Deep Health Check: A health check that validates not just the web server, but also downstream dependencies like databases or external APIs.

The "Big Idea"

In a distributed system, individual components will inevitably fail. Health checks act as the "system pulse." Without them, a Load Balancer would blindly send traffic to a "zombie" instance—one that is running but unable to process requests—leading to user-facing errors. By effectively configuring health checks, you enable AWS to automatically route traffic away from failing components and trigger self-healing mechanisms.

Formula / Concept Box

Parameter	Standard Default (ALB)	Purpose
Path	`/`	The destination URL for the health check (e.g., `/health`).
Port	`traffic-port`	The port the load balancer uses to send health checks.
Healthy Threshold	5	Consecutive successes to mark as "Healthy".
Unhealthy Threshold	2	Consecutive failures to mark as "Unhealthy".
Interval	30 seconds	Time between individual health check probes.
Timeout	5 seconds	Time to wait for a response before counting as a failure.
Success Codes	`200`	The HTTP status code(s) indicating a healthy response.

Hierarchical Outline

Elastic Load Balancing (ELB) Health Checks
- Target Groups: Health checks are configured at the Target Group level, not the Load Balancer level.
- Status Codes: You can specify a range (e.g., 200-399) for flexibility.
Auto Scaling Group (ASG) Integration
- EC2 Status Checks: Default check; only sees if the VM is up.
- ELB Health Checks: Must be enabled manually. If the ELB marks an instance unhealthy, the ASG terminates and replaces it.
Application-Level Implementation
- Shallow Checks: Verifies only the web server is responding (e.g., static file).
- Deep Checks: Verifies DB connectivity, memory usage, and background thread status.
Route 53 Health Checks
- Public Endpoints: Monitors public-facing IP addresses or domain names.
- CloudWatch Alarms: Can trigger DNS failover based on alarm status.

Visual Anchors

Health Check Lifecycle

Loading Diagram...

Load Balancer vs. Target Health

Compiling TikZ diagram…

⏳

Running TeX engine…

This may take a few seconds

Definition-Example Pairs

Shallow Health Check: A simple check of the web server availability.
- Example: Checking if index.html loads.

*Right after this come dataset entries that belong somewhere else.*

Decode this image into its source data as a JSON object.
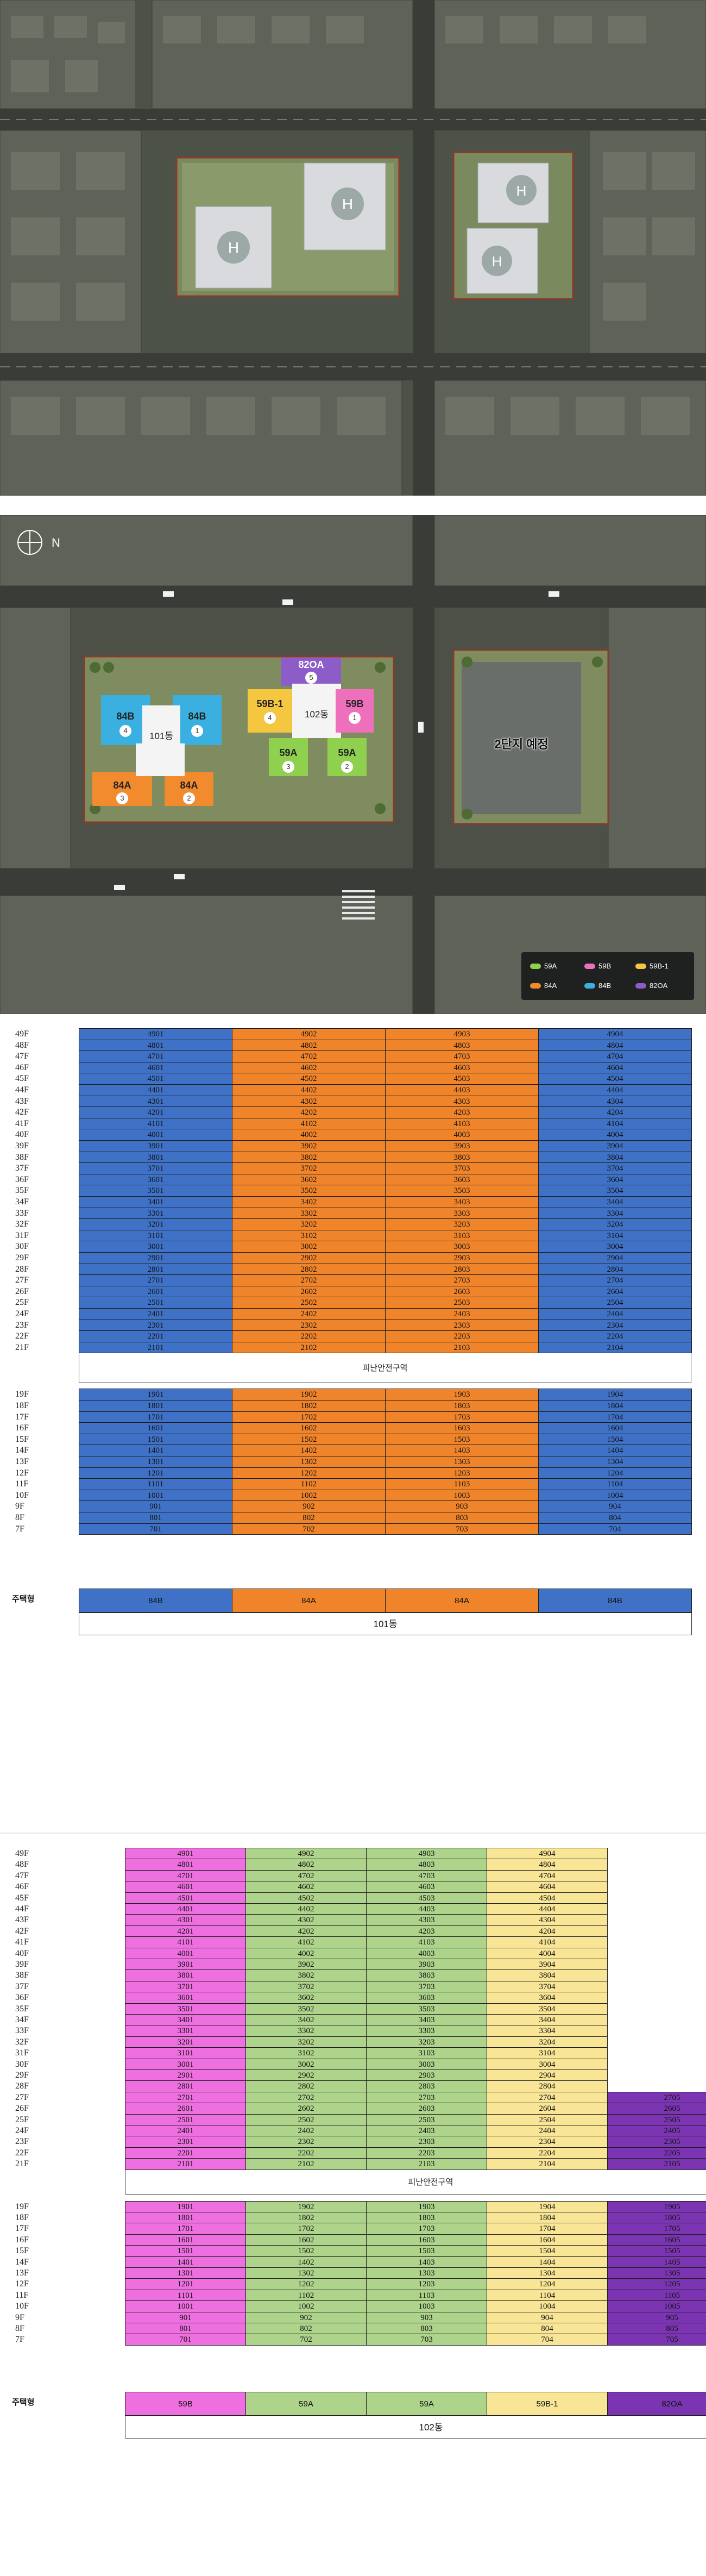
{
  "aerial_top": {
    "bg": "#4b5046"
  },
  "siteplan": {
    "compass_icon": "compass-north-icon",
    "blocks_left": [
      {
        "id": "84B-left",
        "label": "84B",
        "num": "4",
        "color": "#3ab0e0"
      },
      {
        "id": "84B-right",
        "label": "84B",
        "num": "1",
        "color": "#3ab0e0"
      },
      {
        "id": "84A-left",
        "label": "84A",
        "num": "3",
        "color": "#f28a2e"
      },
      {
        "id": "84A-right",
        "label": "84A",
        "num": "2",
        "color": "#f28a2e"
      },
      {
        "id": "dong101",
        "label": "101동"
      }
    ],
    "blocks_right": [
      {
        "id": "82OA",
        "label": "82OA",
        "num": "5",
        "color": "#8c5cc9"
      },
      {
        "id": "59B-1",
        "label": "59B-1",
        "num": "4",
        "color": "#f5c640"
      },
      {
        "id": "59B",
        "label": "59B",
        "num": "1",
        "color": "#ee70bd"
      },
      {
        "id": "59A-left",
        "label": "59A",
        "num": "3",
        "color": "#8fd14f"
      },
      {
        "id": "59A-right",
        "label": "59A",
        "num": "2",
        "color": "#8fd14f"
      },
      {
        "id": "dong102",
        "label": "102동"
      }
    ],
    "phase2": "2단지 예정",
    "legend": [
      {
        "label": "59A",
        "color": "#8fd14f"
      },
      {
        "label": "59B",
        "color": "#ee70bd"
      },
      {
        "label": "59B-1",
        "color": "#f5c640"
      },
      {
        "label": "84A",
        "color": "#f28a2e"
      },
      {
        "label": "84B",
        "color": "#3ab0e0"
      },
      {
        "label": "82OA",
        "color": "#8c5cc9"
      }
    ]
  },
  "table101": {
    "refuge": "피난안전구역",
    "type_header": "주택형",
    "types": [
      "84B",
      "84A",
      "84A",
      "84B"
    ],
    "type_colors": [
      "#3f72c6",
      "#f0842a",
      "#f0842a",
      "#3f72c6"
    ],
    "dong": "101동",
    "upper_floors": [
      "49F",
      "48F",
      "47F",
      "46F",
      "45F",
      "44F",
      "43F",
      "42F",
      "41F",
      "40F",
      "39F",
      "38F",
      "37F",
      "36F",
      "35F",
      "34F",
      "33F",
      "32F",
      "31F",
      "30F",
      "29F",
      "28F",
      "27F",
      "26F",
      "25F",
      "24F",
      "23F",
      "22F",
      "21F"
    ],
    "lower_floors": [
      "19F",
      "18F",
      "17F",
      "16F",
      "15F",
      "14F",
      "13F",
      "12F",
      "11F",
      "10F",
      "9F",
      "8F",
      "7F"
    ],
    "upper_units": [
      [
        "4901",
        "4902",
        "4903",
        "4904"
      ],
      [
        "4801",
        "4802",
        "4803",
        "4804"
      ],
      [
        "4701",
        "4702",
        "4703",
        "4704"
      ],
      [
        "4601",
        "4602",
        "4603",
        "4604"
      ],
      [
        "4501",
        "4502",
        "4503",
        "4504"
      ],
      [
        "4401",
        "4402",
        "4403",
        "4404"
      ],
      [
        "4301",
        "4302",
        "4303",
        "4304"
      ],
      [
        "4201",
        "4202",
        "4203",
        "4204"
      ],
      [
        "4101",
        "4102",
        "4103",
        "4104"
      ],
      [
        "4001",
        "4002",
        "4003",
        "4004"
      ],
      [
        "3901",
        "3902",
        "3903",
        "3904"
      ],
      [
        "3801",
        "3802",
        "3803",
        "3804"
      ],
      [
        "3701",
        "3702",
        "3703",
        "3704"
      ],
      [
        "3601",
        "3602",
        "3603",
        "3604"
      ],
      [
        "3501",
        "3502",
        "3503",
        "3504"
      ],
      [
        "3401",
        "3402",
        "3403",
        "3404"
      ],
      [
        "3301",
        "3302",
        "3303",
        "3304"
      ],
      [
        "3201",
        "3202",
        "3203",
        "3204"
      ],
      [
        "3101",
        "3102",
        "3103",
        "3104"
      ],
      [
        "3001",
        "3002",
        "3003",
        "3004"
      ],
      [
        "2901",
        "2902",
        "2903",
        "2904"
      ],
      [
        "2801",
        "2802",
        "2803",
        "2804"
      ],
      [
        "2701",
        "2702",
        "2703",
        "2704"
      ],
      [
        "2601",
        "2602",
        "2603",
        "2604"
      ],
      [
        "2501",
        "2502",
        "2503",
        "2504"
      ],
      [
        "2401",
        "2402",
        "2403",
        "2404"
      ],
      [
        "2301",
        "2302",
        "2303",
        "2304"
      ],
      [
        "2201",
        "2202",
        "2203",
        "2204"
      ],
      [
        "2101",
        "2102",
        "2103",
        "2104"
      ]
    ],
    "lower_units": [
      [
        "1901",
        "1902",
        "1903",
        "1904"
      ],
      [
        "1801",
        "1802",
        "1803",
        "1804"
      ],
      [
        "1701",
        "1702",
        "1703",
        "1704"
      ],
      [
        "1601",
        "1602",
        "1603",
        "1604"
      ],
      [
        "1501",
        "1502",
        "1503",
        "1504"
      ],
      [
        "1401",
        "1402",
        "1403",
        "1404"
      ],
      [
        "1301",
        "1302",
        "1303",
        "1304"
      ],
      [
        "1201",
        "1202",
        "1203",
        "1204"
      ],
      [
        "1101",
        "1102",
        "1103",
        "1104"
      ],
      [
        "1001",
        "1002",
        "1003",
        "1004"
      ],
      [
        "901",
        "902",
        "903",
        "904"
      ],
      [
        "801",
        "802",
        "803",
        "804"
      ],
      [
        "701",
        "702",
        "703",
        "704"
      ]
    ]
  },
  "table102": {
    "refuge": "피난안전구역",
    "type_header": "주택형",
    "types": [
      "59B",
      "59A",
      "59A",
      "59B-1",
      "82OA"
    ],
    "type_colors": [
      "#ee6fe0",
      "#aed38b",
      "#aed38b",
      "#f8e596",
      "#7b35b2"
    ],
    "dong": "102동",
    "upper_floors": [
      "49F",
      "48F",
      "47F",
      "46F",
      "45F",
      "44F",
      "43F",
      "42F",
      "41F",
      "40F",
      "39F",
      "38F",
      "37F",
      "36F",
      "35F",
      "34F",
      "33F",
      "32F",
      "31F",
      "30F",
      "29F",
      "28F",
      "27F",
      "26F",
      "25F",
      "24F",
      "23F",
      "22F",
      "21F"
    ],
    "lower_floors": [
      "19F",
      "18F",
      "17F",
      "16F",
      "15F",
      "14F",
      "13F",
      "12F",
      "11F",
      "10F",
      "9F",
      "8F",
      "7F"
    ],
    "upper_units": [
      [
        "4901",
        "4902",
        "4903",
        "4904",
        ""
      ],
      [
        "4801",
        "4802",
        "4803",
        "4804",
        ""
      ],
      [
        "4701",
        "4702",
        "4703",
        "4704",
        ""
      ],
      [
        "4601",
        "4602",
        "4603",
        "4604",
        ""
      ],
      [
        "4501",
        "4502",
        "4503",
        "4504",
        ""
      ],
      [
        "4401",
        "4402",
        "4403",
        "4404",
        ""
      ],
      [
        "4301",
        "4302",
        "4303",
        "4304",
        ""
      ],
      [
        "4201",
        "4202",
        "4203",
        "4204",
        ""
      ],
      [
        "4101",
        "4102",
        "4103",
        "4104",
        ""
      ],
      [
        "4001",
        "4002",
        "4003",
        "4004",
        ""
      ],
      [
        "3901",
        "3902",
        "3903",
        "3904",
        ""
      ],
      [
        "3801",
        "3802",
        "3803",
        "3804",
        ""
      ],
      [
        "3701",
        "3702",
        "3703",
        "3704",
        ""
      ],
      [
        "3601",
        "3602",
        "3603",
        "3604",
        ""
      ],
      [
        "3501",
        "3502",
        "3503",
        "3504",
        ""
      ],
      [
        "3401",
        "3402",
        "3403",
        "3404",
        ""
      ],
      [
        "3301",
        "3302",
        "3303",
        "3304",
        ""
      ],
      [
        "3201",
        "3202",
        "3203",
        "3204",
        ""
      ],
      [
        "3101",
        "3102",
        "3103",
        "3104",
        ""
      ],
      [
        "3001",
        "3002",
        "3003",
        "3004",
        ""
      ],
      [
        "2901",
        "2902",
        "2903",
        "2904",
        ""
      ],
      [
        "2801",
        "2802",
        "2803",
        "2804",
        ""
      ],
      [
        "2701",
        "2702",
        "2703",
        "2704",
        "2705"
      ],
      [
        "2601",
        "2602",
        "2603",
        "2604",
        "2605"
      ],
      [
        "2501",
        "2502",
        "2503",
        "2504",
        "2505"
      ],
      [
        "2401",
        "2402",
        "2403",
        "2404",
        "2405"
      ],
      [
        "2301",
        "2302",
        "2303",
        "2304",
        "2305"
      ],
      [
        "2201",
        "2202",
        "2203",
        "2204",
        "2205"
      ],
      [
        "2101",
        "2102",
        "2103",
        "2104",
        "2105"
      ]
    ],
    "lower_units": [
      [
        "1901",
        "1902",
        "1903",
        "1904",
        "1905"
      ],
      [
        "1801",
        "1802",
        "1803",
        "1804",
        "1805"
      ],
      [
        "1701",
        "1702",
        "1703",
        "1704",
        "1705"
      ],
      [
        "1601",
        "1602",
        "1603",
        "1604",
        "1605"
      ],
      [
        "1501",
        "1502",
        "1503",
        "1504",
        "1505"
      ],
      [
        "1401",
        "1402",
        "1403",
        "1404",
        "1405"
      ],
      [
        "1301",
        "1302",
        "1303",
        "1304",
        "1305"
      ],
      [
        "1201",
        "1202",
        "1203",
        "1204",
        "1205"
      ],
      [
        "1101",
        "1102",
        "1103",
        "1104",
        "1105"
      ],
      [
        "1001",
        "1002",
        "1003",
        "1004",
        "1005"
      ],
      [
        "901",
        "902",
        "903",
        "904",
        "905"
      ],
      [
        "801",
        "802",
        "803",
        "804",
        "805"
      ],
      [
        "701",
        "702",
        "703",
        "704",
        "705"
      ]
    ]
  }
}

It is fast but doesn't guarantee the app can actually talk to the database.
Readiness Probe: A check that ensures the application is fully initialized.
- Example: A Java Spring Boot application that must wait for its Hibernate connection pool to initialize before it returns a 200 OK on /ready.
Health Check Grace Period: A delay before the ASG starts killing instances.
- Example: If your app takes 5 minutes to start, set the grace period to 300 seconds so the ASG doesn't kill it for being "unhealthy" while it's still booting up.

Worked Examples

Scenario 1: Configuring an ALB Health Check Path

You have a Python Flask application. You need to ensure the ALB only sends traffic if the database connection is alive.

Application Code:

python

@app.route('/health')
def health_check():
    try:
        db.session.execute('SELECT 1')
        return "Healthy", 200
    except Exception:
        return "Service Unavailable", 503

AWS Configuration:
- Navigate to Target Groups in the EC2 Console.
- Select your target group -> Health checks tab -> Edit.
- Health check path: /health.
- Success codes: 200.

Scenario 2: ASG Integration

You notice that even though your ALB shows instances as "Unhealthy," the Auto Scaling Group is not replacing them.

Fix: By default, ASG only uses EC2 status checks (hardware/system level). You must go to the ASG settings and change the Health Check Type to ELB. This allows the ASG to use the ALB's granular application-level health check results to trigger instance replacement.

Checkpoint Questions

What happens to a connection that is already in progress if an instance becomes "Unhealthy"? (Answer: The ALB allows the request to complete—known as Deregistration Delay or Connection Draining—but sends no new requests).
If your application takes 2 minutes to download dependencies during startup, what ASG setting must you adjust? (Answer: Increase the Health Check Grace Period).
True or False: Route 53 can use an alias record to evaluate the health of an ALB. (Answer: True, this is called "Evaluate Target Health").
Can a health check be configured to look for a specific string in the response body? (Answer: No, ELB health checks only look at the HTTP status code).